Over the last six years, Sabre has engaged in research with graduate students at The University of Texas at Austin. This mutually beneficial partnership allows our team to get additional perspectives on current industry challenges, while helping students gain practical, hands-on research experience with real-life situations.

Historically, we have collaborated with student teams on numerous projects including manpower planning, fleet planning, preferential bidding, vacation bidding, and crew forecasting. Many of the projects have evolved into features within existing product portfolios, like Crew Planner availability forecasting, which is one of the first services featured in our recently announced Sabre Travel AI™ – an artificial intelligence (AI)-driven technology platform and travel industry first.

“Our collaboration with UT Austin over the last several years has been valuable for both sides,” noted Sergey Shebalov, VP of research science at Sabre Labs and a sponsor of the UT collaboration program. “Students participating in the program are exposed to some of the most challenging problems we face in the travel industry and get practical experience solving them in an environment that replicates their future careers.”

During Q1 2021, we worked with two graduate students and two students pursuing doctorate degrees, all of whom study operations research and industrial engineering. The focus of this year’s research effort was on flight trajectory optimization.

What is flight trajectory optimization?

Optimizing flight trajectories consists of designing and choosing the best possible path for a flight to take, accounting for a multitude of factors like wind, fuel consumption, and regulations in global airspace. The rules for how aircraft use global airspace are changing to facilitate growth and allow for more environmental, fuel efficient flying. Until recently, all flights had to follow predefined coordinate points in the sky known as nodes. Now, some air traffic control areas in Europe allow for Free Route Airspace (FRA), in which aircraft can fly outside of nodes. When flights can operate on dynamic pathways, airlines can further optimize time and fuel. The freedom to construct routes dynamically within FRA adds considerable complexity to the optimization of flight paths.

The challenges to understand and solve

This year’s challenge was to find the best possible algorithms to generate optimal flight paths that also account for FRA. To explore this problem, the team focused on three main research questions:

  1. What is the best compromise between two algorithm approaches that will yield faster and/or more accurate results – (a) One that our current system uses where altitude and speed are factored in separately after other partial 3D routes are calculated, and (b) An approach where all factors, including speed and altitude, are factored in simultaneously, which can be error prone due to its complexity and the abundance of possible results?
  2. What is the impact of Free Route Airspace compared to traditional airway models?
  3. How can we utilize existing routes and speed up existing calculations?

To get started, the team utilized preexisting data on nodes then factored in components such as altitude, aircraft speed and mass, wind, and other weather conditions. They also had to work with Sabre’s current Flight Plan Manager, a multifaceted product that provides solutions to various industry challenges, including the design of cost-effective flight paths.

Map of Free Route Airspace model (left) compared to a map of traditional airway models that use nodes (right).

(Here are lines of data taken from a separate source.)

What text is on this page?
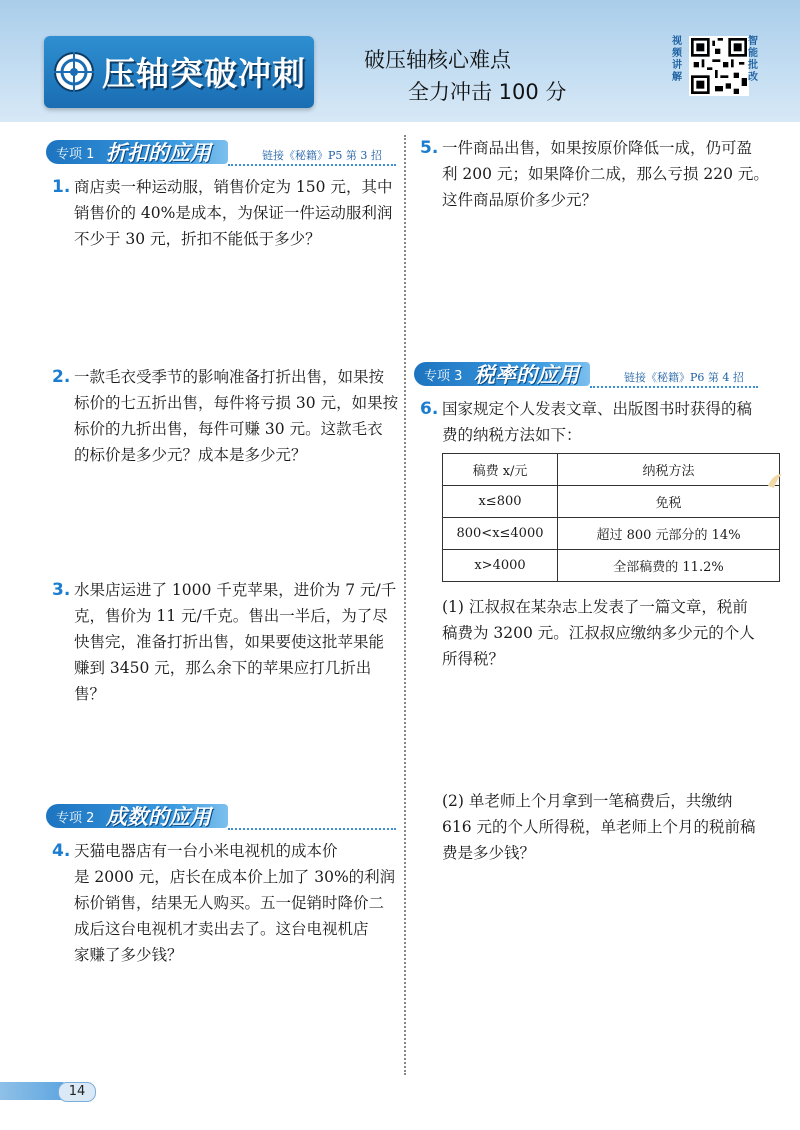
压轴突破冲刺	破压轴核心难点
全力冲击 100 分
视频讲解
智能批改
专项 1 折扣的应用	链接《秘籍》P5 第 3 招
1. 商店卖一种运动服，销售价定为 150 元，其中
销售价的 40%是成本，为保证一件运动服利润
不少于 30 元，折扣不能低于多少？
2. 一款毛衣受季节的影响准备打折出售，如果按
标价的七五折出售，每件将亏损 30 元，如果按
标价的九折出售，每件可赚 30 元。这款毛衣
的标价是多少元？成本是多少元？
3. 水果店运进了 1000 千克苹果，进价为 7 元/千
克，售价为 11 元/千克。售出一半后，为了尽
快售完，准备打折出售，如果要使这批苹果能
赚到 3450 元，那么余下的苹果应打几折出售？
专项 2 成数的应用
4. 天猫电器店有一台小米电视机的成本价
是 2000 元，店长在成本价上加了 30%的利润
标价销售，结果无人购买。五一促销时降价二
成后这台电视机才卖出去了。这台电视机店
家赚了多少钱？
5. 一件商品出售，如果按原价降低一成，仍可盈
利 200 元；如果降价二成，那么亏损 220 元。
这件商品原价多少元？
专项 3 税率的应用	链接《秘籍》P6 第 4 招
6. 国家规定个人发表文章、出版图书时获得的稿
费的纳税方法如下：
稿费 x/元	纳税方法
x≤800	免税
800<x≤4000	超过 800 元部分的 14%
x>4000	全部稿费的 11.2%
(1) 江叔叔在某杂志上发表了一篇文章，税前
稿费为 3200 元。江叔叔应缴纳多少元的个人
所得税？
(2) 单老师上个月拿到一笔稿费后，共缴纳
616 元的个人所得税，单老师上个月的税前稿
费是多少钱？
14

The work accomplished and the results

The students came up with creative solutions to generate flight paths and handle FRA – ideas that will enrich the performance of our Flight Plan Manager. They compared two popular algorithms by the names of A* (referred to as A-star) and Dijkstra’s algorithm, both of which are used to generate paths. For this task, they concluded that the algorithm known as A* performed more efficiently than Dijkstra’s algorithm. Since wind is a crucial component in flight paths, the team used vector geometry to identify, calculate, and refine the most efficient method of factoring wind into their python code. The team also integrated machine learning into the A* algorithm, creating a model that generated calculations six times faster than their initial approach.

The final product of the student’s research was a fully developed web dashboard that generates optimized flight paths along with graphs and maps that can be used for analysis. This tool will jumpstart Sabre’s exploration of FRA and serve as an external debugging tool for some of our recently generated flight paths. Overall, we’re excited about the insights, research, and ideas their work has generated.

Continuing our university partnerships

Sabre’s collaboration efforts extend beyond UT Austin. We have researched recovery of airline operational issues with the Nanjing University of Aeronautics & Astronautics since 2018 and look forward to upcoming collaborations with NYU and Columbia.

As a company, we constantly challenge each other to seek out new perspectives. By combining Sabre expertise with the great minds at leading research universities, we’re able to consider other perspectives while solving and developing next-generation innovations that benefit our customers and consumers of travel across the globe.

Zoran Savic, a Director of Product Management and UT Austin collaboration sponsor, mirrors the excitement many Sabre team members have about these programs, “I can’t say often enough how much I believe that these partnerships will help to breed different ideas and viewpoints. I am excited that we are taking this path!”

Innovation is an ongoing process. Sabre values the relationships established with these universities and their students because there will always be a problem to solve, a product to enhance, or an experience to improve. By innovating together, we make travel happen.